Average concentrations of each process are shown in Table 5. As shown in Table 5, removal rates of water quality parameters are very high, for example removal rate of COD_cr was over 95%, BOD₅ 99%, T-N 75%, and T-P 64%. Even if coagulant was not used in DAF separation, loading rates of water quality parameters were remarkably reduced. Removal of SS might contribute to removal of other water quality parameters contained within SS. Effluent of the DAF system was pumped into the MBR system which further lowered the remaining concentrations of water quality parameters. The remaining colloidal and dissolved organic material was removed to a very low concentration by the MBR system as shown in Table 5. Solids in the aeration tank were separated by the membrane of the MBR system, which produced very low concentrations of suspended solids in the effluent.

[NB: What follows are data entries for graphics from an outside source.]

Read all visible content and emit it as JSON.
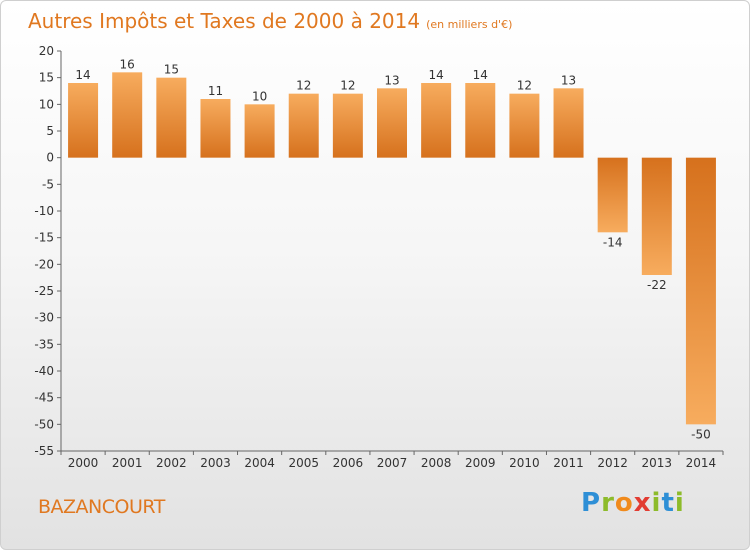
{
  "header": {
    "title": "Autres Impôts et Taxes de 2000 à 2014",
    "subtitle": "(en milliers d'€)"
  },
  "footer": {
    "commune": "BAZANCOURT",
    "logo": {
      "letters": [
        "P",
        "r",
        "o",
        "x",
        "i",
        "t",
        "i"
      ],
      "colors": [
        "#2e8fd6",
        "#8dbb2a",
        "#f08a1c",
        "#e23c32",
        "#8dbb2a",
        "#2e8fd6",
        "#8dbb2a"
      ]
    }
  },
  "chart_data": {
    "type": "bar",
    "title": "Autres Impôts et Taxes de 2000 à 2014",
    "subtitle": "(en milliers d'€)",
    "categories": [
      "2000",
      "2001",
      "2002",
      "2003",
      "2004",
      "2005",
      "2006",
      "2007",
      "2008",
      "2009",
      "2010",
      "2011",
      "2012",
      "2013",
      "2014"
    ],
    "values": [
      14,
      16,
      15,
      11,
      10,
      12,
      12,
      13,
      14,
      14,
      12,
      13,
      -14,
      -22,
      -50
    ],
    "ylim": [
      -55,
      20
    ],
    "yticks": [
      20,
      15,
      10,
      5,
      0,
      -5,
      -10,
      -15,
      -20,
      -25,
      -30,
      -35,
      -40,
      -45,
      -50,
      -55
    ],
    "grid": false,
    "colors": {
      "bar_light": "#f6a656",
      "bar_dark": "#d9741f",
      "axis": "#666666",
      "text": "#333333"
    }
  }
}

• Municipal wastewater was stably treated with high removal rates by combined separation of the DAF-MBR system in the pilot experiment. Overall average removal rates of water quality parameters were COD_cr 95%, BOD₅ 99%, chemical oxygen demand by potassium permanganate (COD_Mn) 93%, T-N 75%, NH₄-N 98%, T-P 64%, and SS 99%. Concentrations of the parameters satisfied the effluent water quality standards.

• Even without using coagulant, DAF separation could remove over 66% COD_cr, 71% BOD₅, 51% COD_Mn and 82% SS along with 44% T-N and 53% T-P in influent of municipal wastewater.

• Membrane separation in the MBR system made it possible to produce excellent effluent water quality with SS concentration of 1.33 mg/ℓ.

• It was proved that DAF separation is a good technology in the pretreatment of domestic wastewater especially for pretreatment of an MBR system.